Pompeo says U.S. will "do our best" to release intelligence on Iranian threats

Pompeo says administration will "do our best" to release intelligence on Iran

Washington — The Trump administration will "do our best" to explain to the public the details of threats to American diplomats and service members that justified the strike that killed Qassem Soleimani, leader of Iran's elite Quds Force, Secretary of State Mike Pompeo said Sunday.

"We understand the obligation to share with the American people why it is we're taking the action we can and we will do so," Pompeo said on "Face the Nation." "President Trump has done so in tweets. I have done so in messages." 
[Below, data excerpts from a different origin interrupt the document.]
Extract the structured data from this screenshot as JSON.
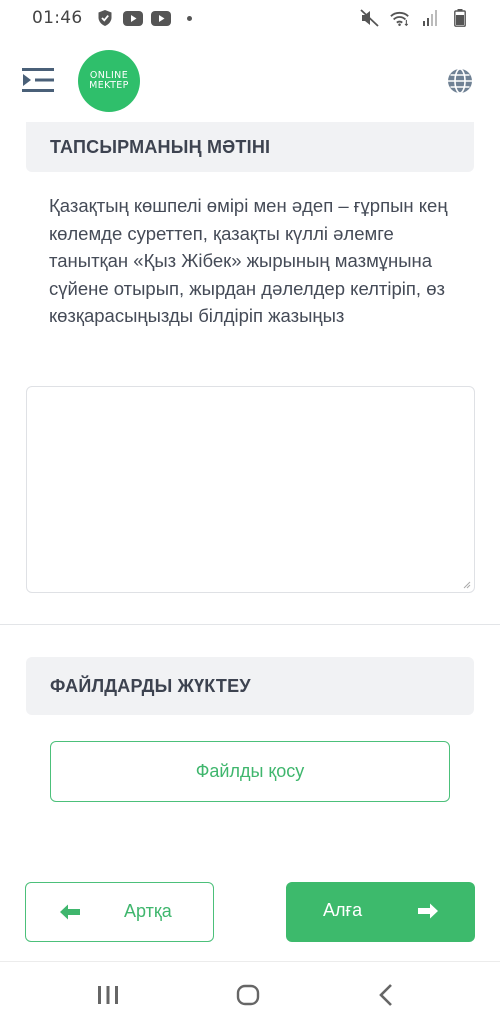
{
  "status_bar": {
    "time": "01:46",
    "left_icons": [
      "shield-check-icon",
      "youtube-icon",
      "youtube-icon",
      "dot-icon"
    ],
    "right_icons": [
      "mute-icon",
      "wifi-icon",
      "signal-icon",
      "battery-icon"
    ]
  },
  "header": {
    "logo_line1": "ONLINE",
    "logo_line2": "MEKTEP",
    "brand_color": "#2fbf6b"
  },
  "task_section": {
    "title": "ТАПСЫРМАНЫҢ МӘТІНІ",
    "text": "Қазақтың көшпелі өмірі мен әдеп – ғұрпын кең көлемде суреттеп, қазақты күллі әлемге танытқан «Қыз Жібек» жырының мазмұнына сүйене отырып, жырдан дәлелдер келтіріп, өз көзқарасыңызды білдіріп жазыңыз"
  },
  "answer": {
    "value": "",
    "placeholder": ""
  },
  "upload_section": {
    "title": "ФАЙЛДАРДЫ ЖҮКТЕУ",
    "add_file_label": "Файлды қосу"
  },
  "navigation": {
    "back_label": "Артқа",
    "next_label": "Алға",
    "accent_color": "#3dba6c"
  }
}
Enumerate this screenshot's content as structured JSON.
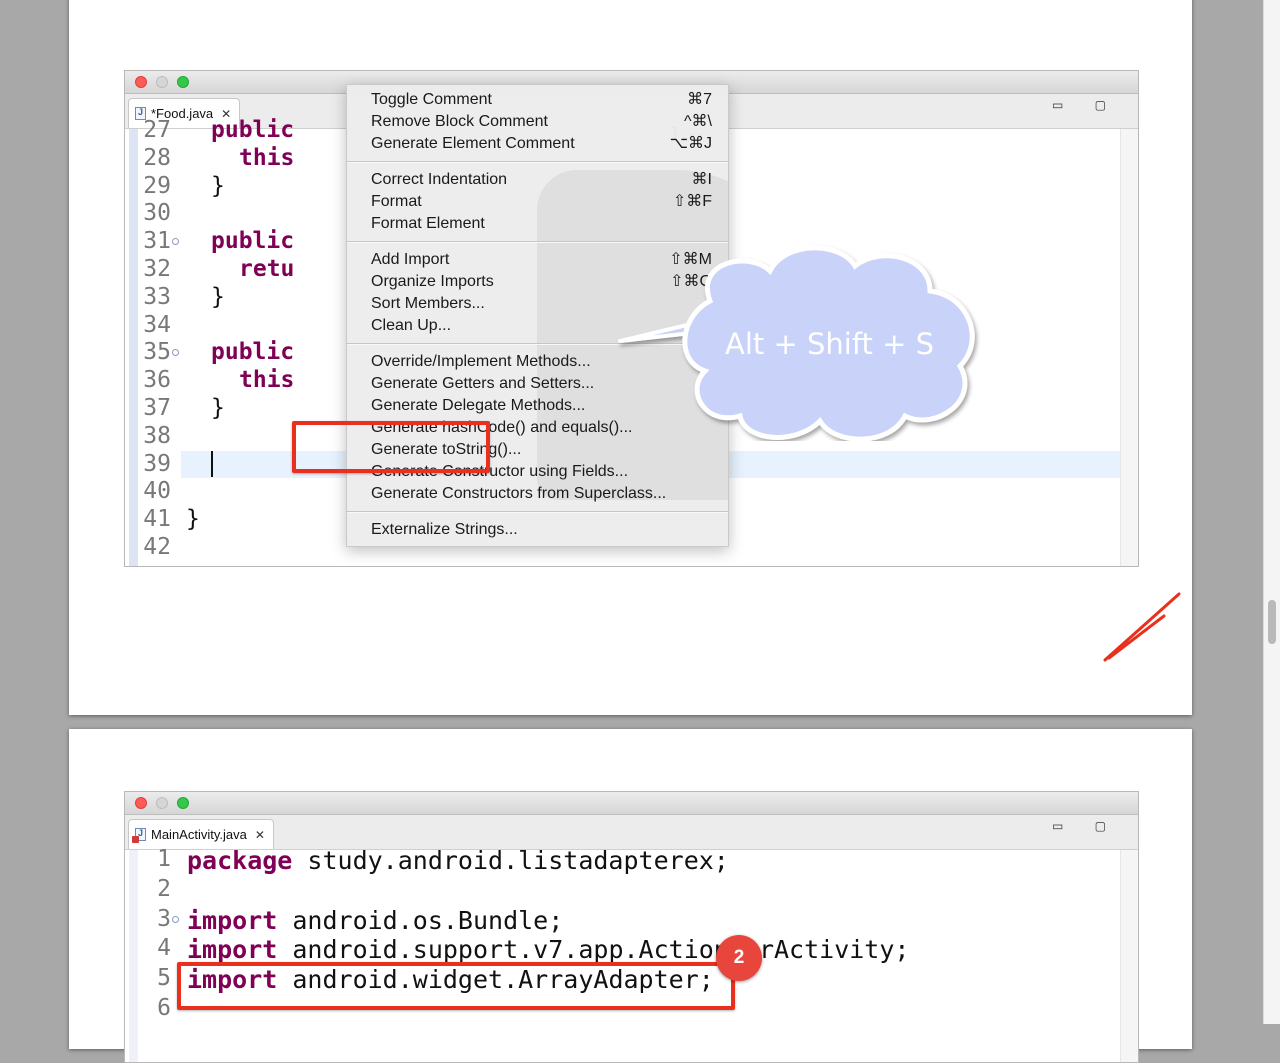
{
  "window1": {
    "tab_label": "*Food.java",
    "tab_close": "✕",
    "window_buttons": "▭ ▢",
    "line_numbers": [
      "27",
      "28",
      "29",
      "30",
      "31",
      "32",
      "33",
      "34",
      "35",
      "36",
      "37",
      "38",
      "39",
      "40",
      "41",
      "42"
    ],
    "code_lines": [
      {
        "kw": "public",
        "rest": ""
      },
      {
        "kw": "this",
        "rest": ""
      },
      {
        "kw": "",
        "rest": "}"
      },
      {
        "kw": "",
        "rest": ""
      },
      {
        "kw": "public",
        "rest": ""
      },
      {
        "kw": "retu",
        "rest": ""
      },
      {
        "kw": "",
        "rest": "}"
      },
      {
        "kw": "",
        "rest": ""
      },
      {
        "kw": "public",
        "rest": ""
      },
      {
        "kw": "this",
        "rest": ""
      },
      {
        "kw": "",
        "rest": "}"
      },
      {
        "kw": "",
        "rest": ""
      },
      {
        "kw": "",
        "rest": ""
      },
      {
        "kw": "",
        "rest": ""
      },
      {
        "kw": "",
        "rest": "}"
      },
      {
        "kw": "",
        "rest": ""
      }
    ],
    "hidden_tail": "l"
  },
  "context_menu": {
    "groups": [
      [
        {
          "label": "Toggle Comment",
          "shortcut": "⌘7"
        },
        {
          "label": "Remove Block Comment",
          "shortcut": "^⌘\\"
        },
        {
          "label": "Generate Element Comment",
          "shortcut": "⌥⌘J"
        }
      ],
      [
        {
          "label": "Correct Indentation",
          "shortcut": "⌘I"
        },
        {
          "label": "Format",
          "shortcut": "⇧⌘F"
        },
        {
          "label": "Format Element",
          "shortcut": ""
        }
      ],
      [
        {
          "label": "Add Import",
          "shortcut": "⇧⌘M"
        },
        {
          "label": "Organize Imports",
          "shortcut": "⇧⌘O"
        },
        {
          "label": "Sort Members...",
          "shortcut": ""
        },
        {
          "label": "Clean Up...",
          "shortcut": ""
        }
      ],
      [
        {
          "label": "Override/Implement Methods...",
          "shortcut": ""
        },
        {
          "label": "Generate Getters and Setters...",
          "shortcut": ""
        },
        {
          "label": "Generate Delegate Methods...",
          "shortcut": ""
        },
        {
          "label": "Generate hashCode() and equals()...",
          "shortcut": ""
        },
        {
          "label": "Generate toString()...",
          "shortcut": ""
        },
        {
          "label": "Generate Constructor using Fields...",
          "shortcut": ""
        },
        {
          "label": "Generate Constructors from Superclass...",
          "shortcut": ""
        }
      ],
      [
        {
          "label": "Externalize Strings...",
          "shortcut": ""
        }
      ]
    ]
  },
  "callout": {
    "text": "Alt + Shift + S"
  },
  "window2": {
    "tab_label": "MainActivity.java",
    "tab_close": "✕",
    "window_buttons": "▭ ▢",
    "line_numbers": [
      "1",
      "2",
      "3",
      "4",
      "5",
      "6"
    ],
    "code_lines": [
      {
        "kw": "package",
        "rest": " study.android.listadapterex;"
      },
      {
        "kw": "",
        "rest": ""
      },
      {
        "kw": "import",
        "rest": " android.os.Bundle;"
      },
      {
        "kw": "import",
        "rest": " android.support.v7.app.ActionBarActivity;"
      },
      {
        "kw": "import",
        "rest": " android.widget.ArrayAdapter;"
      },
      {
        "kw": "",
        "rest": ""
      }
    ]
  },
  "badge": {
    "number": "2"
  },
  "colors": {
    "highlight": "#e8301c",
    "keyword": "#7f0055",
    "cloud": "#c9d2f8",
    "badge": "#e8453c"
  }
}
Soleimani was killed in an airstrike in Baghdad early Friday, further heightening tensions between the U.S. and Tehran. The president said Friday the U.S. learned Soleimani was plotting "imminent" attacks on U.S. diplomats and military personnel, though administration officials have declined to provide further details.

The White House sent Congress on Saturday a formal notification of the strike as required under the War Powers Act. The document, however, was classified, prompting a stinging rebuke from House Speaker Nancy Pelosi, who said the notification "prompts serious and urgent questions."

But Pompeo said the details of the threat against Americans have been shared with Congress and congressional leadership, and lawmakers will be able to see "most all of that same information" when they return to Washington this week.

"I don't think any reasonable American elected official would see what President Trump and I and Secretary [Mark] Esper saw and conclude that we could've done anything but the action that we took," he said, referring to the secretary of defense.

Pompeo declined to say whether the threat against American interests remains imminent.

"There remains enormous set of risk in the region, and America is preparing for each and every one of them," he said. "That includes not only threats from the proxy militias in Iraq, but in the region more broadly along every vector, including cyber."

Mr. Trump ordered the strike on Soleimani, according to the Defense Department, and Pompeo said the president's national security advisers were in agreement that the Quds leader needed to be killed.

"It was the collective decision," he said. "It was intelligence analysis that doing nothing created far more risk than the action that we took."

While the president said the strike targeting Soleimani was not intended to start a war, he warned in a series of tweets Saturday that if Iran followed through with its threat of "crushing revenge," the U.S. would hit 52 Iranian sites "very fast and very hard."